Rue, piste et trottoir Prieur coin Tolhurst 2022-03-14 (Photo : Philippe Rachiele, JDV)

L’hiver est-il derrière nous? En tout cas, les grosses bordées de neige sont sans doute terminées…et avec elles leur lot de commentaires sur les réseaux sociaux concernant la qualité ou non du déneigement sur le territoire de l’arrondissement. Qu’en est-il de la réalité sur le terrain?

Les photographes du JDV se sont prêtés à l’exercice suivant durant l’hiver: à titre d’exemple et aux fins de comparaison, ils ont photographié les rues Prieur et Tolhurst depuis l’intersection, à 18 reprises, le matin. Alors qu’il avait neigé, qu’il neigeait, ou que tombait du verglas dans Ahuntsic Ouest, les bipèdes à caméra (!) du JDV ont évalué à la fois le travail de déneigement et la facilité d’utilisation des rues Prieur et Tolhurst, des pistes cyclables des mêmes endroits, et des trottoirs le long de ces rues, et ce pour les divers usagers.

À noter que la situation peut être différente en d’autres endroits du territoire d’Ahuntsic-Cartierville, selon les entrepreneurs dont les services ont été retenus aux fins du déneigement des différentes parties de l’arrondissement.

Les mieux desservis

Selon notre tableau de l’évaluation de la facilité d’utilisation de la rue, de la piste cyclable et des trottoirs, la réalité peut être différente selon que l’on parle de Prieur ou de Tolhurst.

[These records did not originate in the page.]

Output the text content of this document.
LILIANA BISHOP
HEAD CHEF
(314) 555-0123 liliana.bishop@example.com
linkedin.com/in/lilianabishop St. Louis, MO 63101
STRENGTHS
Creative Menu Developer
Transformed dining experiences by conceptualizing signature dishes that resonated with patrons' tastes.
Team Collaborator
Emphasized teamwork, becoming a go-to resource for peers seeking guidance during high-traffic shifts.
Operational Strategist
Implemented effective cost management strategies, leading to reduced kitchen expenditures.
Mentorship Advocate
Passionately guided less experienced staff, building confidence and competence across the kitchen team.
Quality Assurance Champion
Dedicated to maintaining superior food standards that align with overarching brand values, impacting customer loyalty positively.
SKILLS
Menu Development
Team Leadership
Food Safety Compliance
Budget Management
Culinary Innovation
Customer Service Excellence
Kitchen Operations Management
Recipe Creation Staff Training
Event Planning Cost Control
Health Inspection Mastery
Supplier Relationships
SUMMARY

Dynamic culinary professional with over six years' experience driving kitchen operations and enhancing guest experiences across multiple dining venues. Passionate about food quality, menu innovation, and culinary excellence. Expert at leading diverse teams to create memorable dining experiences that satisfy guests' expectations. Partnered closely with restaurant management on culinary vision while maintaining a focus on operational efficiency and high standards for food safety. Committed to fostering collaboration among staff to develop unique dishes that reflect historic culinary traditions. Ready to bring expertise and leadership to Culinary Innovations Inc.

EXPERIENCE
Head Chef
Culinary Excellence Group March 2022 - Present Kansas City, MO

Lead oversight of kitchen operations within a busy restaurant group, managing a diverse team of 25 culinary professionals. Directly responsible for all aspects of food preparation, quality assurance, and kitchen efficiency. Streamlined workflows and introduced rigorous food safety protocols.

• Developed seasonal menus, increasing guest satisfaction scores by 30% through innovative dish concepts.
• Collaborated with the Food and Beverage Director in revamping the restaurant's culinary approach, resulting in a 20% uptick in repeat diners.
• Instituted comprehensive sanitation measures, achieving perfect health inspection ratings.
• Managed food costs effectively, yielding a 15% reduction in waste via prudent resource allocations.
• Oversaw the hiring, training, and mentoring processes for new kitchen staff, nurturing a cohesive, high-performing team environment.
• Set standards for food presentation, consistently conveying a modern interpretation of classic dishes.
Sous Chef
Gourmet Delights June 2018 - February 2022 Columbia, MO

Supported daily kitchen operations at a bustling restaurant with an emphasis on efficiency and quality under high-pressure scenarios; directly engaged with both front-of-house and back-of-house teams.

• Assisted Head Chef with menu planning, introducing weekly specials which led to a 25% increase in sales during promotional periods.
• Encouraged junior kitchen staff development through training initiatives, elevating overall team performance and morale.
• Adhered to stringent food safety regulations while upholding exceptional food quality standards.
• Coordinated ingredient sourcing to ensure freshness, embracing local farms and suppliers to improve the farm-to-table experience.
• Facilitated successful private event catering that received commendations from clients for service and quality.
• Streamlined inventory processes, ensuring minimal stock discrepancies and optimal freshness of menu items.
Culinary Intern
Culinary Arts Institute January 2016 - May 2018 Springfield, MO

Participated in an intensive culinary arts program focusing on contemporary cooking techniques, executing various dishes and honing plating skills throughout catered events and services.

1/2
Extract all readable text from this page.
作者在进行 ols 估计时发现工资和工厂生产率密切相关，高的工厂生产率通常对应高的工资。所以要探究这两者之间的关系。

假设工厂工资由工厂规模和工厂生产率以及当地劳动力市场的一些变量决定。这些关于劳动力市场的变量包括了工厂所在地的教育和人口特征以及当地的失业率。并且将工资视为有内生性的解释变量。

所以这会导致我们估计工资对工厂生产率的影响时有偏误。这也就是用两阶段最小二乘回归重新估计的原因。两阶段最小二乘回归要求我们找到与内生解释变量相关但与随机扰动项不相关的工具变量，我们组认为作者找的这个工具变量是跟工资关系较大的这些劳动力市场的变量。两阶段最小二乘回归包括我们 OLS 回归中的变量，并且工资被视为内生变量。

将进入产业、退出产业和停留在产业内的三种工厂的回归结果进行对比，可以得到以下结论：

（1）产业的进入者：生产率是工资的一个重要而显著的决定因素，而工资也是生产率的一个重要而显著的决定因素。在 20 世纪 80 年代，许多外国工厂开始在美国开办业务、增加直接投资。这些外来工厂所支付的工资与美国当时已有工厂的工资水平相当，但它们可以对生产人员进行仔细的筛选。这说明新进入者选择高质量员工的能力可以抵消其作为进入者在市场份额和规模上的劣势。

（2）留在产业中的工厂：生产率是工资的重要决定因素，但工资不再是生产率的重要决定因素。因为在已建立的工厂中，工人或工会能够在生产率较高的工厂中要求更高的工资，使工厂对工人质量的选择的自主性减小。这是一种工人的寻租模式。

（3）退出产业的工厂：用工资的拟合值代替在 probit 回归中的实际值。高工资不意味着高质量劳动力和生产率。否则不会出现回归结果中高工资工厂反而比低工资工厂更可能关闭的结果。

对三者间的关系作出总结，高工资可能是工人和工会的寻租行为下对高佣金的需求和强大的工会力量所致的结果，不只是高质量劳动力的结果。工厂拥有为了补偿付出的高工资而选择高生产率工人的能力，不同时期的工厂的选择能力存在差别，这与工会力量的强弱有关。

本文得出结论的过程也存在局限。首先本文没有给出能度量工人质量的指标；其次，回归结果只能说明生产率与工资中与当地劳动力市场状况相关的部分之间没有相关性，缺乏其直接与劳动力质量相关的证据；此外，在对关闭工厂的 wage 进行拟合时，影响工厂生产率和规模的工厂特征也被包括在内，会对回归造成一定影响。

Tableau avec les évaluations de la facilité d’utilisation des divers usagers après une chute de neige pour l’hiver 2021-2022 (Tableau : jdv – Philippe Rachiele)

Rue Prieur

Photo de la rue, piste et trottoirs Prieur coin Tolhurst 2022-01-02 (Photo : jdv – Philippe Rachiele)

 

Photos prises de la rue Prieur angle Tolhurst durant l’hiver 2021-2022 (Photos : jdv – Philippe Rachiele) – Pour photos en grand format, cliquez ici

Sur Prieur, la rue, la piste cyclable et le trottoir sont habituellement tous assez bien dégagés rapidement après une chute de neige.  Toutefois, sur notre série de photos de la rue Prieur, on peut noter que dans près de 50% des cas, c’est le trottoir qui est mieux dégagé que la piste cyclable et vice-versa.  Cependant les usagers qui semblent bénéficier de la meilleure facilité d’utilisation sont habituellement toujours ceux qui roulent en voiture. En effet, un véhicule stable et à large empattement –voiture ou camion– est moins déstabilisé en roulant par quelques centimètres de neige ou de verglas tombés sur la chaussée comparativement aux personnes à pied et à vélo.

Par ailleurs, le JDV a constaté que lorsque la piste cyclable était mieux déneigée que le trottoir, les piétons utilisaient presque toujours la piste pour y marcher plutôt que de marcher dans la rue avec les voitures, et cela même si la rue était mieux déneigée que la piste.  Les cyclistes, quant à eux utilisaient, en grande majorité la rue plutôt que le trottoir si la piste n’était pas en bon état.

Rue Tolhurst

Une des rares fois ou les bandes cyclables étaient visibles en ce début d’hiver rue Tolhurst coin Prieur 2021-12-06 (Photo : jdv – Philippe Rachiele)

Sur la rue Tolhurst, rue et trottoir sont habituellement assez bien dégagés, mais on constate que les bandes cyclables sont rarement utilisables l’hiver malgré le fait qu’elles font partie du réseau cyclable dit «quatre saison» (Pdf ici) de la Ville de Montréal.  Ces bandes cyclables qui longent les voitures des deux côtés de la rue sont presque toujours enneigées, car les camions de déneigement y tassent la neige ou encore elles restent glacées et enneigées même après un ramassage de la neige.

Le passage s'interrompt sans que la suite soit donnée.